W miejscu gdzie bieg rozpoczyna, zawrotnym wirem się kłębi,
Bije pod niebo wzwyż poprzez wyniosłych gór grzbiet;
Potem podąża z pośpiechem do miasta potrójnych murów -
Dumny Krakowa to gród, gdzie mieszka Sarmacji król.
Skręca następnie na łąki Mazowsza bujnie zielone,
Gdzie już otwiera się kraj wielki Hercynii mej.
Żyją wśród nizin Mazowsza straszliwe tury kosmate,
Znany im również jest żubr, podziw budzący w krąg.
Zwierz to ogromny z krzywymi rogami, co błyska okiem,
Ciemnobrunatną ma sierść, wygląd okrutny i zły.
Dźwiga podgardle obwisłe i sierścią pokryte długą,
Które - jak wielki wrzód - wzdyma obrzmiałą mu krtań.
Gdy wróg się zbliża, żubr rogi swe nastawiwszy naciera,
Ciało schwycone wzwyż rzucając z całych sił.

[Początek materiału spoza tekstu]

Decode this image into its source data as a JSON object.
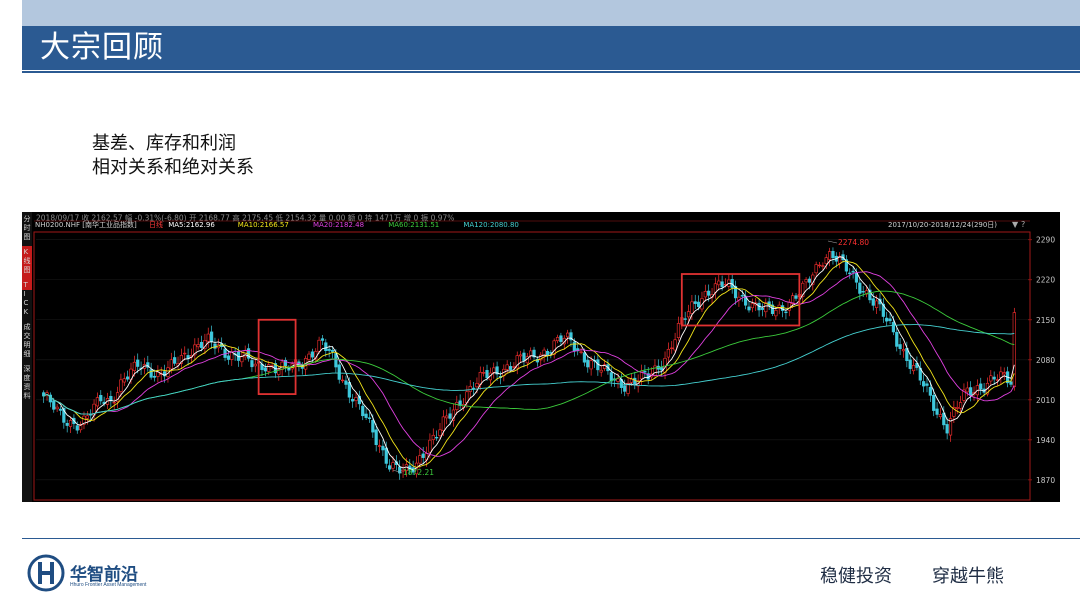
{
  "header": {
    "title": "大宗回顾"
  },
  "subtitle": {
    "line1": "基差、库存和利润",
    "line2": "相对关系和绝对关系"
  },
  "chart_panel": {
    "info_row": "2018/09/17  收 2162.57  幅 -0.31%(-6.80)  开 2168.77  高 2175.45  低 2154.32  量 0.00  额 0  持 1471万  增 0  振 0.97%",
    "symbol": "NH0200.NHF [南华工业品指数]",
    "range": "2017/10/20-2018/12/24(290日)",
    "side_tabs": [
      "分时图",
      "K线图",
      "TICK",
      "成交明细",
      "深度资料"
    ],
    "ma_labels": [
      {
        "text": "日线",
        "color": "#ff3a3a"
      },
      {
        "text": "MA5:2162.96",
        "color": "#ffffff"
      },
      {
        "text": "MA10:2166.57",
        "color": "#f2e51a"
      },
      {
        "text": "MA20:2182.48",
        "color": "#e040e0"
      },
      {
        "text": "MA60:2131.51",
        "color": "#3ccc3c"
      },
      {
        "text": "MA120:2080.80",
        "color": "#45d0d0"
      }
    ],
    "high_label": "2274.80",
    "low_label": "1872.21"
  },
  "chart_data": {
    "type": "candlestick",
    "y_ticks": [
      1870,
      1940,
      2010,
      2080,
      2150,
      2220,
      2290
    ],
    "ylim": [
      1840,
      2300
    ],
    "x_range": [
      "2017/10/20",
      "2018/12/24"
    ],
    "trading_days": 290,
    "last_bar": {
      "date": "2018/09/17",
      "close": 2162.57,
      "open": 2168.77,
      "high": 2175.45,
      "low": 2154.32
    },
    "high": 2274.8,
    "low": 1872.21,
    "approx_close_path": [
      2010,
      2000,
      1985,
      1968,
      1960,
      1990,
      2020,
      2008,
      2030,
      2055,
      2080,
      2065,
      2045,
      2060,
      2085,
      2095,
      2100,
      2110,
      2108,
      2095,
      2085,
      2080,
      2070,
      2075,
      2065,
      2060,
      2070,
      2080,
      2095,
      2105,
      2085,
      2050,
      2020,
      1990,
      1960,
      1930,
      1900,
      1885,
      1880,
      1905,
      1935,
      1950,
      1975,
      2000,
      2025,
      2040,
      2050,
      2058,
      2068,
      2075,
      2080,
      2085,
      2095,
      2105,
      2115,
      2110,
      2090,
      2075,
      2060,
      2050,
      2040,
      2040,
      2045,
      2050,
      2070,
      2095,
      2130,
      2160,
      2185,
      2200,
      2205,
      2210,
      2200,
      2185,
      2170,
      2165,
      2170,
      2175,
      2185,
      2200,
      2230,
      2260,
      2265,
      2245,
      2230,
      2210,
      2190,
      2165,
      2140,
      2110,
      2080,
      2050,
      2020,
      1990,
      1965,
      1995,
      2020,
      2030,
      2040,
      2048,
      2045,
      2038
    ],
    "annotations": [
      {
        "type": "box",
        "x_range": [
          "2018/01",
          "2018/02"
        ],
        "y_range": [
          2020,
          2150
        ]
      },
      {
        "type": "box",
        "x_range": [
          "2018/06",
          "2018/08"
        ],
        "y_range": [
          2140,
          2230
        ]
      }
    ]
  },
  "footer": {
    "logo_cn": "华智前沿",
    "logo_en": "Hhuro Frontier Asset Management",
    "slogan_left": "稳健投资",
    "slogan_right": "穿越牛熊"
  },
  "colors": {
    "accent": "#2b5a92",
    "header_band": "#b3c7de",
    "up": "#ff3030",
    "down": "#3ec8dc"
  }
}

Wieloletnimi drzewami, pniem grubym, dębem prastarym
Wstrząsa z wściekłością tak, że ich wierzchołki drżą,
Kiedy myśliwy się zjawia, ażeby zwierzę pokonać.
Chce je z początku zwieść podstępną, piękną grą.
Drażni je bowiem na razie ciosami łuku lub włóczni,
Zwierzę wprawiając w szał bólem zadanych mu ran.
Wtedy z pośpiechem ucieka kryjąc się w lot za drzewami,
W które rozżarty już żubr bije rogatym swym łbem,
Sądząc, że chwycił na rogi zbiegłego nieprzyjaciela,
Sroży się, miota w krąg pośród potężnych pni.
Chroniąc się zręcznie za drzewa drażni zwierzynę myśliwy,
W szpetną wbijając sierść za ciosem straszny cios.
I gdy już siły w zwierzęcia potężnym ciele osłabi,
Atak wstrzymuje swój - kładzie gonitwie kres.
Wkrótce już inni myśliwi, stojący w krąg na kształt wieńca,
Ostrzami celnych strzał niosą żubrowi śmierć.
Wisło, w pobliżu Kodanu do pruskich grodów podążasz,
Tu gdzie twój płaski brzeg zajął teutoński lud,
Co, wiarołomny, Sarmatów chce służyć dziś tyranowi
I nienawistny mu już teraz Germanów jest pan.
Wiele tu grodów bogatych, potężnych zamków zbudował
Rycerz teutońskich ziem, noszący biały płaszcz,
Aby - to pewne - powściągnąć Scytów ataki w tym czasie,
Gdy barbarzyńców lud rusza z obozu w bój.
Oto już Toruń pod niebo wysmukłe wznosi wieżyce
I najsłynniejszy z miast świata Malborku gród,
Który ty, Wisło, otaczasz swych wód potrójnym ramieniem,
Trzema ujściami w toń płynąc Kodanu wód.
Tam gdzie przesławny port strzeże obszarów pruskiej krainy,
Sławy siejącej w krąg blask, znanej i z ludów, i z miast,
Wśród których światłem najbardziej wsławionym Gdańsk promienieje,
Jako ty, Febie, gdy skroń unosisz z eojskich wód.
Imię swe słynne port gdański od ludu Gotów przyjmuje,
Stąd i Kodańskiej łuk Zatoki nazwę ma swą.
Obok gdańskiego obszaru pamiętną wojnę i krwawą
Toczył teutoński lud z mężami polskich ziem.
Wstyd! Osiągnięto zwycięstwo, bo Mars od wrogów odwrócił
Łaskę, gdy dzikich swych bród długi ostrzygli włos.
Wisło! Jak niegdyś granicą byłaś germańskiej krainy,
Tak będziesz dla mnie dziś kresem miłości mej.
Jak ciężko ranny, co schodzi z pól walki - tak ja odchodzę,
Bo przeszył moją pierś miłości pierwszej grot.
Gdy, Fryderyku cesarzu, wręczałeś mi święty wieniec,
Swe pocałunki tyś kładł uprzejme na moją twarz,
A ja gdym Innocentego w rzymskim pałacu odwiedził,
Ten pocałunek mi kłaść kazał na stopie swej.
Ucałowałem ją, zgięty. Lecz wolę cesarza lica
Niźli szkodliwą tę stopę pod wargą mą.